Samuel Angus (27 August 1881 – 17 November 1943) was professor of New Testament and Church History at St Andrew's College in the University of Sydney from 1915 to 1943.

==Early life==
Angus was born near Ballymena, County Antrim, Ireland, the eldest son of John Cowan Angus, farmer, and his wife Sarah, née Harper. He studied at the Collegiate School, Ballymena, and won a scholarship to Queen's College, Galway, receiving a B.A. in 1902 and an M.A. in 1903. He earned a second M.A. and a PhD from Princeton University. He attended Princeton Theological Seminary, but did not complete a degree.

==Career==
In 1912 Angus was licensed as a probationer for the ministry in the United Free Church of Scotland and was appointed as a chaplain Church in Algiers, before being elected to St Andrew's College, University of Sydney in 1915. He held a lectureship at Hartford Theological Seminary from 1906 to 1910 and another in Louisville, Kentucky in 1912. Angus served as Visiting Professor of Education at Columbia University from 1929 to 1931.

Angus also spent some time as the Curator at Nicholson Museum in Sydney.

Angus's outspoken views of Christian theology were criticised by the Presbyterian Church of Australia, leading to formal charges of heresy. Angus was later acquitted of these charges after an investigation conducted by the Juridical Commission of the Church.

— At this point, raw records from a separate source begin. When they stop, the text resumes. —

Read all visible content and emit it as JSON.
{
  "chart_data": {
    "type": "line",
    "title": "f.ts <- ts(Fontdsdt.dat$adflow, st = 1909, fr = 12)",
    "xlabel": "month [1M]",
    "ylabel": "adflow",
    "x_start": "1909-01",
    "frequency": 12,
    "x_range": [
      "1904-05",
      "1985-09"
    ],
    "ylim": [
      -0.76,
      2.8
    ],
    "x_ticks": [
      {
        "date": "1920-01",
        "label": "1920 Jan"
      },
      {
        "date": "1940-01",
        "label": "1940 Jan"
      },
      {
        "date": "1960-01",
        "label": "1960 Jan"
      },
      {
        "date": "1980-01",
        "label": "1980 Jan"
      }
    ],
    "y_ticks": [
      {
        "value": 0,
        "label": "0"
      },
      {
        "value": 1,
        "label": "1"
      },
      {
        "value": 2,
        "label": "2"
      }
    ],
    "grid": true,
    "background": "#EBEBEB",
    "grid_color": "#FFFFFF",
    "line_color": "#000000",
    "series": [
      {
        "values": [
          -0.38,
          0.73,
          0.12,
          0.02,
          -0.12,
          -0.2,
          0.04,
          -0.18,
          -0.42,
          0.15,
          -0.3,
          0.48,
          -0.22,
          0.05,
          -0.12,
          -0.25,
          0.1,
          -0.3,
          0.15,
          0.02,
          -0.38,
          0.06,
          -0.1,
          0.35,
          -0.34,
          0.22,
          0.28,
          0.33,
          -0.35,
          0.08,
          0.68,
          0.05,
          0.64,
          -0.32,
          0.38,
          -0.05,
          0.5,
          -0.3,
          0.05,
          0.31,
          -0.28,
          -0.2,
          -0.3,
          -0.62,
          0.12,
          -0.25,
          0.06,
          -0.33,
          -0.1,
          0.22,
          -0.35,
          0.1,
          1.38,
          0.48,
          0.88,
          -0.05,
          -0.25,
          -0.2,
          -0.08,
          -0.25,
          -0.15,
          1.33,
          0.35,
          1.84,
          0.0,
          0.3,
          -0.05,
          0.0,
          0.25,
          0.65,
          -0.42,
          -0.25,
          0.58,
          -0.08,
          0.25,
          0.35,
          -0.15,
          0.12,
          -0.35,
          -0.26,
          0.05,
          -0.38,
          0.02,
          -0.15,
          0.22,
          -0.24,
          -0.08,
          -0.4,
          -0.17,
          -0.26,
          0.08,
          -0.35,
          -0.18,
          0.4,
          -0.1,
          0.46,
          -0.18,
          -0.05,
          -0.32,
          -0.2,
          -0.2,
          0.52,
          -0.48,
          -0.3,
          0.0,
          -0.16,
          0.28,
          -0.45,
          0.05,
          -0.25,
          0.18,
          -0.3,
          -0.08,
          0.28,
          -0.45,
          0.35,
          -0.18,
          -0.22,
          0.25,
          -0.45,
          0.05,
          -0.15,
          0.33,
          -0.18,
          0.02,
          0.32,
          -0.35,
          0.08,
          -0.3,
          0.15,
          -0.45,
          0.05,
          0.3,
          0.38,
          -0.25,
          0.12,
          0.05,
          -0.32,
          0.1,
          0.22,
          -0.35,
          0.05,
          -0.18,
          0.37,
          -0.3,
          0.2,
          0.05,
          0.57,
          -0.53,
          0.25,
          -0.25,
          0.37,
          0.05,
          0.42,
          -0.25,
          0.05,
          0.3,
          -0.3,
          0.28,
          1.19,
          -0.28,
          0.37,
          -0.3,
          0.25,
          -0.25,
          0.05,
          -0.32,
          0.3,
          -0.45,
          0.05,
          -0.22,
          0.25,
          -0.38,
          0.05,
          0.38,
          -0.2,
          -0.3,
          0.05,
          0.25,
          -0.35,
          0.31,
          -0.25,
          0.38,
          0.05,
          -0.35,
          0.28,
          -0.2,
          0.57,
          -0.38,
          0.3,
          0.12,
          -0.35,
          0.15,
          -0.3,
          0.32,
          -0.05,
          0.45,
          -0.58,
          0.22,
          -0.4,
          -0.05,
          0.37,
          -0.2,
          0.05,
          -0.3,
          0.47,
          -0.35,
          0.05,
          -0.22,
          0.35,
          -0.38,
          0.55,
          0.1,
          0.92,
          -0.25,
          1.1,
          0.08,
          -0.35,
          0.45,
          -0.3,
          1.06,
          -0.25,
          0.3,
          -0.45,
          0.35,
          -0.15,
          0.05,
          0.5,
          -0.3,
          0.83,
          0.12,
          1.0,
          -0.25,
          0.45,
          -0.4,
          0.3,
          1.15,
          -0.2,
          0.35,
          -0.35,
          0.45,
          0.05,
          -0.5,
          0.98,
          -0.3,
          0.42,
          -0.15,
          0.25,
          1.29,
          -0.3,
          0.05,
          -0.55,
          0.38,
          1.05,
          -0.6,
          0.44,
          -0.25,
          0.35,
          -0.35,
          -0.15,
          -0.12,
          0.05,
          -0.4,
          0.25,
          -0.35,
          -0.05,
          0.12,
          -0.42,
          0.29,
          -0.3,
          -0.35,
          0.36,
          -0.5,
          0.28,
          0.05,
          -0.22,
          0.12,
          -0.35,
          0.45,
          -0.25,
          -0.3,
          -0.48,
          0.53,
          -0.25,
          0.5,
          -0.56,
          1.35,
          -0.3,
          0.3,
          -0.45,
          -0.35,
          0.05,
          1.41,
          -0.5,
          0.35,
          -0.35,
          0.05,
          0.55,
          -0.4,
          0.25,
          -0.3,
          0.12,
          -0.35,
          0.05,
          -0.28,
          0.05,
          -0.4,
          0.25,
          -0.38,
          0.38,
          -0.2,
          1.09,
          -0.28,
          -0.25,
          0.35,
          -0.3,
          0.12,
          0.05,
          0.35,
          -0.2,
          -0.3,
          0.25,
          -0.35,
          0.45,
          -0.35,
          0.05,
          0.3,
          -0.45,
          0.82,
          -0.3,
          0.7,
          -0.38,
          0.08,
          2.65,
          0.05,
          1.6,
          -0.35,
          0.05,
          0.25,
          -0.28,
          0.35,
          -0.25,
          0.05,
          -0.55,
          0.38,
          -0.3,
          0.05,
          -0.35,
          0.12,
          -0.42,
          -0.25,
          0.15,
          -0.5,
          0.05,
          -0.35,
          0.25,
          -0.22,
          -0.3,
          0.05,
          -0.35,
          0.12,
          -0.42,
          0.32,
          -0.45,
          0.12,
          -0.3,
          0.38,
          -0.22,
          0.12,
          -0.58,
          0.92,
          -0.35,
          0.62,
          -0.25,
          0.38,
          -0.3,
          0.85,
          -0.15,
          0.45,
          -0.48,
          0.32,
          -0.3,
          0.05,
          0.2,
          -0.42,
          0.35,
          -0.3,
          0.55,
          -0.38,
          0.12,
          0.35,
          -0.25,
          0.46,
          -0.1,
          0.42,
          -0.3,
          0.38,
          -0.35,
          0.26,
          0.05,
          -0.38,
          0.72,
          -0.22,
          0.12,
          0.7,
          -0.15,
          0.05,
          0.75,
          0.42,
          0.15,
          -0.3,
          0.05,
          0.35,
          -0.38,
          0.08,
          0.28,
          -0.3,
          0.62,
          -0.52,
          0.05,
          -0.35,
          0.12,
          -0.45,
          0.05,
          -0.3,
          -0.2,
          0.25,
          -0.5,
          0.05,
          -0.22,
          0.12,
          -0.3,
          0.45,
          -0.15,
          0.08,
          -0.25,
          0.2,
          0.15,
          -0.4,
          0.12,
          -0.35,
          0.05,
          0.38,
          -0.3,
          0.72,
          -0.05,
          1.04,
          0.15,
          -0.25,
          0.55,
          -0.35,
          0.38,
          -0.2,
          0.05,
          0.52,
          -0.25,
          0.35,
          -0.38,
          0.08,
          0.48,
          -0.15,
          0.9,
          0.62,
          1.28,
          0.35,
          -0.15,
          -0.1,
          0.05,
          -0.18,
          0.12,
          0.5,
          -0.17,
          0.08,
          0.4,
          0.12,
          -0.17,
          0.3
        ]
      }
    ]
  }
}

Angus rejected many of the core traditional Christian beliefs, including the doctrine of the Trinity, the Biblical inspiration, the virgin birth and bodily resurrection of Christ.

==Works==
- Truth and Tradition: a Plea for Practical and Vital Religion and for Reinterpretation of Ancient Theologies, Sydney 1934
- The Mystery Religions and Christianity (1925)
- The Religious Quests of the Graeco-Roman World: A Study in the Historical Background of Early Christianity (June 1929), Biblo-Moser ISBN 0-8196-0196-9 ISBN 978-0819601964
- The Sources of the First Ten Books of Augustine's De Civitate Dei (1906)
- The Environment of Early Christianity (1914), Studies in Theology C. Scribner
- What Is A Mystery Religion? (?)
- Christianity and dogma (1933), Angus & Robertson
- Forgiveness and life (Posthumously 1962); Chapters from an uncompleted book, "The Historical Approach to Jesus." Publisher: Angus and Robertson
- The koine: The language of the New Testament (1910) Princeton University Press
- Man and the new order (1941), Angus and Robertson
- Religion in national life: Address to the University Association of Canberra, 6 October 1933
- Alms for oblivion: chapters from a heretic's life (1943), Angus and Robertson

==Family==
Angus married Katherine Duryea in 1907; they had no children.